Priapism secondary to arterial causes usually is less tumescent when compared with venous priapism.
-Veno-occlusive priapism
Patients with veno-occlusive priapism present with a painful erection.
Erection may have been present for hours to days.

-Presence of priapism should be confirmed by the finding of an erect or semierect penis. The ventral glans and corpus spongiosum are rarely rigid.
-Carefully examine for evidence of trauma or unreported injection sites to the genital region.
-Examine the patient for evidence of an underlying condition that may predispose to priapism.
-Piesis sign - Perineal compression with thumb in young children causes prompt detumescence in high-flow priapism.

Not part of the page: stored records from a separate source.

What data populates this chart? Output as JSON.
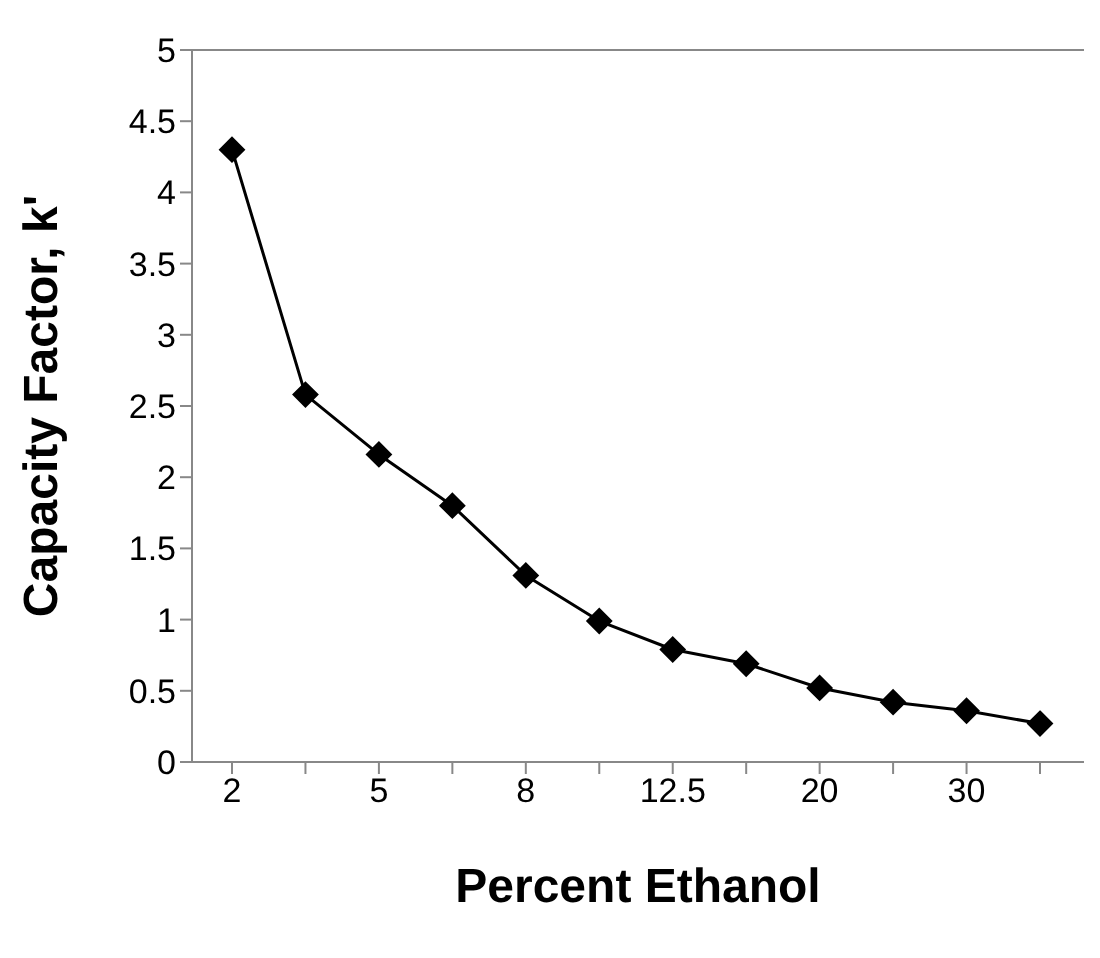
{
  "chart_data": {
    "type": "line",
    "xlabel": "Percent Ethanol",
    "ylabel": "Capacity Factor, k'",
    "categories": [
      "2",
      null,
      "5",
      null,
      "8",
      null,
      "12.5",
      null,
      "20",
      null,
      "30",
      null
    ],
    "series": [
      {
        "color": "#000000",
        "values": [
          4.3,
          2.58,
          2.16,
          1.8,
          1.31,
          0.99,
          0.79,
          0.69,
          0.52,
          0.42,
          0.36,
          0.27
        ]
      }
    ],
    "ylim": [
      0,
      5
    ],
    "yticks": [
      0,
      0.5,
      1,
      1.5,
      2,
      2.5,
      3,
      3.5,
      4,
      4.5,
      5
    ],
    "grid": false,
    "legend": false,
    "marker": "diamond",
    "line_style": "solid"
  }
}
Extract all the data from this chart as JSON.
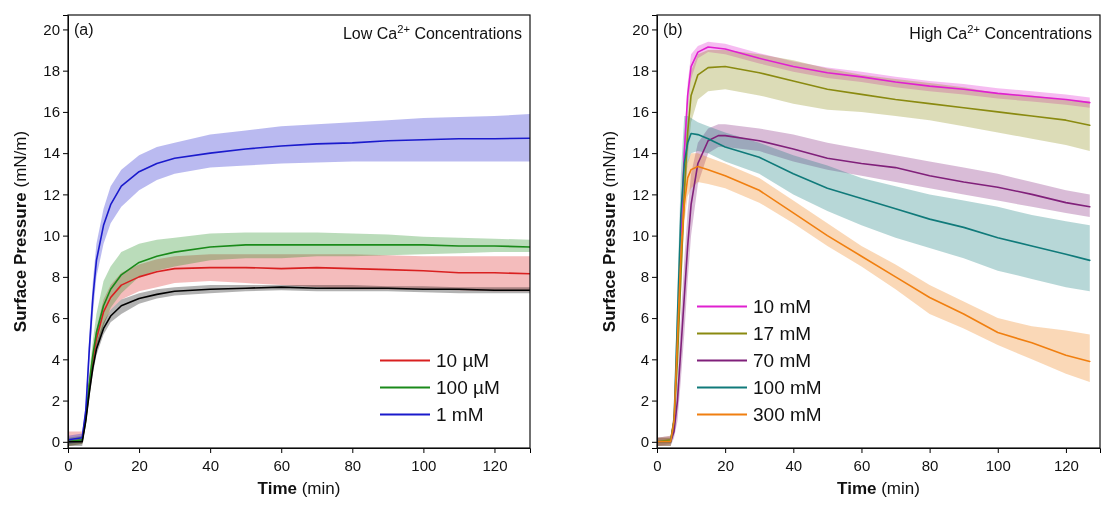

Only rare case reports of selective cyclic guanosine monophosphate (cGMP) inhibitors such as sildenafil have been associated with priapism. In fact, several case reports suggest sildenafil as a means to treat priapism and may be able to prevent full-blown episodes from occurring in patients with sickle cell disease.
Some patients may use injectable medications to induce an erection. In these patients, excessive use may produce priapism. Examples of agents used to induce an erection include papaverine, phentolamine, and prostaglandin E1.
Many psychotropic medications such as chlorpromazine, trazodone, quetiapine, and thioridazine have been associated with priapism. The newer agents are not immune to this complication. Priapism has been described with citalopram, a selective serotonin reuptake inhibitor.
Rebound hypercoagulable states with anticoagulants such as heparin and warfarin have been associated. Hydralazine, metoclopramide, omeprazole, hydroxyzine, prazosin, tamoxifen, and androstenedione for athletic performance enhancement.
Cocaine, marijuana, and ethanol abuse - Recently, the complication has been described in patients using ecstasy.

Sickle cell disease and thalassemia
Leukemia and multiple myeloma

-Trauma (pelvic, genital, or perineal)

-Neoplastic (may be primary or metastatic)

Spinal cord injury and anesthesia
Cauda equina compression syndrome

Recent infection with Mycoplasma pneumoniae (Mechanism is thought to be a hypercoagulable state induced by the infection.)

Other causes
Fabry disease (rare association, occasionally noted to be priapism of the high-flow type) and amyloidosis
Carbon monoxide poisoning, black widow spider bites, and vigorous sexual exercise have been implicated.